J’ai eu envie de lire le prix Goncourt, appréciant le personnage de Kamel Daoud à travers ses interviews, et connaissant le sujet de ce livre, à savoir les dix années de guerre civile qu’a connu l’Algérie dans les années 90, entre l’armée et le Front Islamique du Salut, qui avait gagné les élections.
Autant le dire tout de suite, je n’ai pas du tout passé un bon moment de lecture, et j’ai du me forcer pour aller jusqu’au bout.
Ces longs monologues chargés de répétitions m’ont empêché de rentrer dans l’histoire, et le style littéraire de l’auteur encore plus, qui prime manifestement sur le contenu, qui est lui délivré au compte goutte : l’ennui est vite présent et m’a rarement quitté. Il y a aussi toutes ces phrases où le prophète est invoqué par les uns et par les autres à tout bout de champ, ainsi qu’un côté morbide très présent, tout le long, tout le temps.
Que ce soit Aube, le personnage principal du roman, qui s’adresse à l’enfant qu’elle a dans son ventre, puis Aïssa le chauffeur-libraire, et encore l’imam de la mosquée du village de Had Chekala, toutes leurs logorrhées où on a l’impression soit qu’ils parlent à un abruti, soit qu’ils sont abrutis eux-mêmes par leurs propres mots, m’ont vite lassées.
Mais alors l’Histoire dans tout ça ? Ce qui ressort de ce roman est assez terrible, d’abord pour la place des femmes dans la société algérienne décrite, ou plutôt l’absence de place, réduite en fait à quasiment aucun droit. Si cette société est telle que la décrit Daoud, c’est franchement inquiétant. Ensuite ce silence ordonné par la loi sur les dix ans de guerre, qui a manifestement été de l’ordre de l’horreur (comme toute guerre finalement) et dont l’auteur appuie le côté morbide avec des fanatiques égorgeant sans distinction aucune des villages entiers. Et pour finir l’omniprésence de la religion forcément, qui écrase tout et tout le monde. On n’en saura guère plus sur le côté historique de cette guerre civile, ce que j’attendais en fait.
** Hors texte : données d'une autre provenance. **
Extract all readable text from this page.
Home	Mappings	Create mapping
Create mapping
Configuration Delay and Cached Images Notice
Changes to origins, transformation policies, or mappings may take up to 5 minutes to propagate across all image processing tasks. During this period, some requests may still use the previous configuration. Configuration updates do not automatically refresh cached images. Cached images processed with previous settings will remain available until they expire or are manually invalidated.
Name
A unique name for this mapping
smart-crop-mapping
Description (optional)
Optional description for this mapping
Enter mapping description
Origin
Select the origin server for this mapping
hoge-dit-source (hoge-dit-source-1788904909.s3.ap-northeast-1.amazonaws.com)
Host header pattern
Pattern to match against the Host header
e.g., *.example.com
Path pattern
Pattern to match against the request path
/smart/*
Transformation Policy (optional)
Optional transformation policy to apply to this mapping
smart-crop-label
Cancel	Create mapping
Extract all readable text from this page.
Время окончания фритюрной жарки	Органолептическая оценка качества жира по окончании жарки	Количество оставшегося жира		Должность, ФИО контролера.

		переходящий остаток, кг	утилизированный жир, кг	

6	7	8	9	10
Je n’avais déjà pas aimé le style de l’auteur dans son livre Meursault contre-enquête (prix Goncourt premier roman 2015 d’ailleurs). Voilà ce que j’avais écrit à l’époque :
Je n’ai pas du tout accroché. Même si c’est très bien écrit, il ne m’en reste qu’une longue lamentation assez déplaisante,
Je peux faire à peu près le même constat pour celui-ci. La question que je me pose, c’est pour qui écrit Kamel Daoud ?
Kamel Daoud, né en 1970, est un écrivain et journaliste franco-algérien d’expression française, humaniste autoproclamé. Très critique vis-à-vis de l’Islam, cela lui a valu pas mal d’ennuis, dont une fatwa par un imam salafiste algérien, et plus tard d’être accusé d’islamophobie par un collectif composé d’historiens, d’anthropologues ou de sociologues, probablement issus d’une certaine gauche.